Tuesday, November 19, 2013

Sound Bytes

   "Since brevity is the soul of wit ... I will be brief." -- Shakespeare

   We all treasure one-liners, zingers, sound bytes and Henny Youngman jokes (who?) and the digital generation has grown up with texting and Tweets, with its limit of 140 characters.
   But for all the brevity, few tap into the soul of wit.
   In the Great American Fallacy, bigger equals better, and longer is perceived as more important. Those in the public eye try to master the art of the sound byte, calculating that a wordiness of 20 seconds or less will get them national media exposure.
   For all that, however, sound byte news clips often have little real meaning.
   
   If you sound like you know what you're talking about, people will assume you do. 

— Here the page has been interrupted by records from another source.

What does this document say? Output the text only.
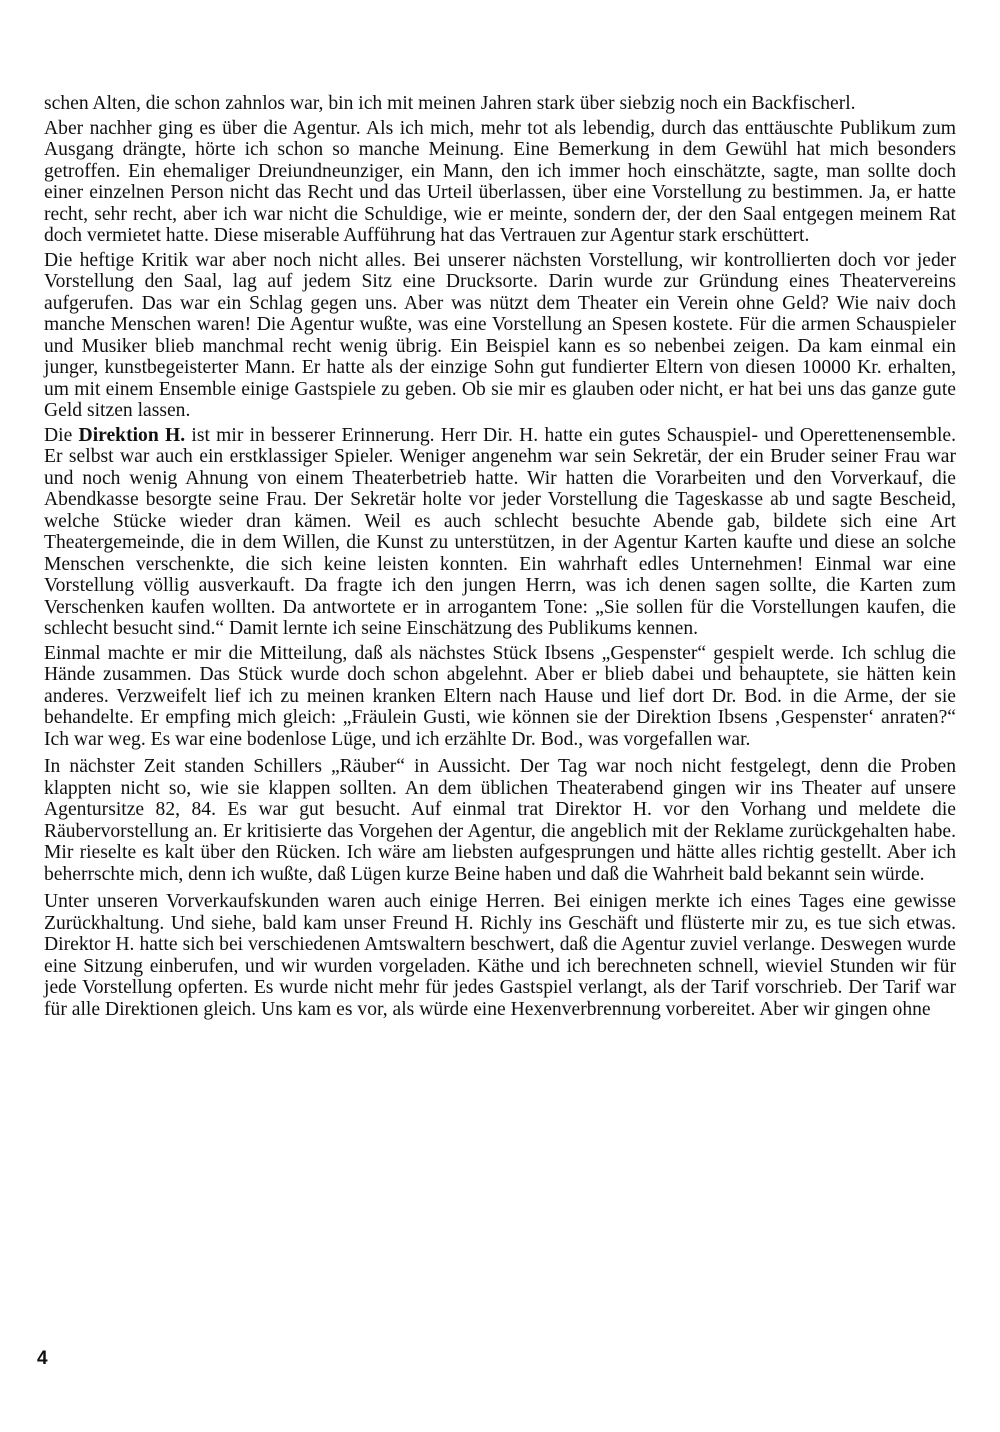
schen Alten, die schon zahnlos war, bin ich mit meinen Jahren stark über siebzig noch ein Backfischerl.

Aber nachher ging es über die Agentur. Als ich mich, mehr tot als lebendig, durch das enttäuschte Publikum zum Ausgang drängte, hörte ich schon so manche Meinung. Eine Bemerkung in dem Gewühl hat mich besonders getroffen. Ein ehemaliger Dreiundneunziger, ein Mann, den ich immer hoch einschätzte, sagte, man sollte doch einer einzelnen Person nicht das Recht und das Urteil überlassen, über eine Vorstellung zu bestimmen. Ja, er hatte recht, sehr recht, aber ich war nicht die Schuldige, wie er meinte, sondern der, der den Saal entgegen meinem Rat doch vermietet hatte. Diese miserable Aufführung hat das Vertrauen zur Agentur stark erschüttert.

Die heftige Kritik war aber noch nicht alles. Bei unserer nächsten Vorstellung, wir kontrollierten doch vor jeder Vorstellung den Saal, lag auf jedem Sitz eine Drucksorte. Darin wurde zur Gründung eines Theatervereins aufgerufen. Das war ein Schlag gegen uns. Aber was nützt dem Theater ein Verein ohne Geld? Wie naiv doch manche Menschen waren! Die Agentur wußte, was eine Vorstellung an Spesen kostete. Für die armen Schauspieler und Musiker blieb manchmal recht wenig übrig. Ein Beispiel kann es so nebenbei zeigen. Da kam einmal ein junger, kunstbegeisterter Mann. Er hatte als der einzige Sohn gut fundierter Eltern von diesen 10000 Kr. erhalten, um mit einem Ensemble einige Gastspiele zu geben. Ob sie mir es glauben oder nicht, er hat bei uns das ganze gute Geld sitzen lassen.

Die Direktion H. ist mir in besserer Erinnerung. Herr Dir. H. hatte ein gutes Schauspiel- und Operettenensemble. Er selbst war auch ein erstklassiger Spieler. Weniger angenehm war sein Sekretär, der ein Bruder seiner Frau war und noch wenig Ahnung von einem Theaterbetrieb hatte. Wir hatten die Vorarbeiten und den Vorverkauf, die Abendkasse besorgte seine Frau. Der Sekretär holte vor jeder Vorstellung die Tageskasse ab und sagte Bescheid, welche Stücke wieder dran kämen. Weil es auch schlecht besuchte Abende gab, bildete sich eine Art Theatergemeinde, die in dem Willen, die Kunst zu unterstützen, in der Agentur Karten kaufte und diese an solche Menschen verschenkte, die sich keine leisten konnten. Ein wahrhaft edles Unternehmen! Einmal war eine Vorstellung völlig ausverkauft. Da fragte ich den jungen Herrn, was ich denen sagen sollte, die Karten zum Verschenken kaufen wollten. Da antwortete er in arrogantem Tone: „Sie sollen für die Vorstellungen kaufen, die schlecht besucht sind.“ Damit lernte ich seine Einschätzung des Publikums kennen.

Einmal machte er mir die Mitteilung, daß als nächstes Stück Ibsens „Gespenster“ gespielt werde. Ich schlug die Hände zusammen. Das Stück wurde doch schon abgelehnt. Aber er blieb dabei und behauptete, sie hätten kein anderes. Verzweifelt lief ich zu meinen kranken Eltern nach Hause und lief dort Dr. Bod. in die Arme, der sie behandelte. Er empfing mich gleich: „Fräulein Gusti, wie können sie der Direktion Ibsens ‚Gespenster‘ anraten?“ Ich war weg. Es war eine bodenlose Lüge, und ich erzählte Dr. Bod., was vorgefallen war.

In nächster Zeit standen Schillers „Räuber“ in Aussicht. Der Tag war noch nicht festgelegt, denn die Proben klappten nicht so, wie sie klappen sollten. An dem üblichen Theaterabend gingen wir ins Theater auf unsere Agentursitze 82, 84. Es war gut besucht. Auf einmal trat Direktor H. vor den Vorhang und meldete die Räubervorstellung an. Er kritisierte das Vorgehen der Agentur, die angeblich mit der Reklame zurückgehalten habe. Mir rieselte es kalt über den Rücken. Ich wäre am liebsten aufgesprungen und hätte alles richtig gestellt. Aber ich beherrschte mich, denn ich wußte, daß Lügen kurze Beine haben und daß die Wahrheit bald bekannt sein würde.

Unter unseren Vorverkaufskunden waren auch einige Herren. Bei einigen merkte ich eines Tages eine gewisse Zurückhaltung. Und siehe, bald kam unser Freund H. Richly ins Geschäft und flüsterte mir zu, es tue sich etwas. Direktor H. hatte sich bei verschiedenen Amtswaltern beschwert, daß die Agentur zuviel verlange. Deswegen wurde eine Sitzung einberufen, und wir wurden vorgeladen. Käthe und ich berechneten schnell, wieviel Stunden wir für jede Vorstellung opferten. Es wurde nicht mehr für jedes Gastspiel verlangt, als der Tarif vorschrieb. Der Tarif war für alle Direktionen gleich. Uns kam es vor, als würde eine Hexenverbrennung vorbereitet. Aber wir gingen ohne

4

   Bluster and bloviation are no substitute for the Three C's: Clear, concise and complete.

   
   Shakespeare, like many good writers, created what are now known as sound bytes. But unlike many in this digital age, he wrote for meaning. Sound and fury, he pointed out, often signify nothing, and are merely tales told by idiots.

   Some few know that a few well chosen words can have more impact than a lengthy bombast.
   Today being the 150th anniversary of President Abraham Lincoln's Gettysburg Address, it is "altogether fitting and proper," in his phrase, that we consider examples of historic and meaningful sound bytes.
   Lincoln was not the featured speaker at Gettysburg on 19 November 1863. That role went to one of the best known orators in the country at the time, Edward Everett. Going to hear long speeches by famous people was major source of entertainment at the time. Everett, for example, spoke for some two hours, and he was followed by President Lincoln, who took less than five minutes to deliver his remarks totalling 272 words. Yet those 272 words are remembered and cherished today, while Everett's oration is a footnote in history books.
   Great speakers of the 20th Century include Winston Churchill, Franklin D. Roosevelt, John F. Kennedy and Rev. Dr. Martin Luther King Jr. Consider these phrases: "Their finest hour" (Churchill); "A date which will live in infamy" (Roosevelt); "Ask not what your country can do for you" (Kennedy); "I have a dream") King.
   They all, like great poets, knew the power of words, and they knew that distilling power into palatable bites made for a long life in memory.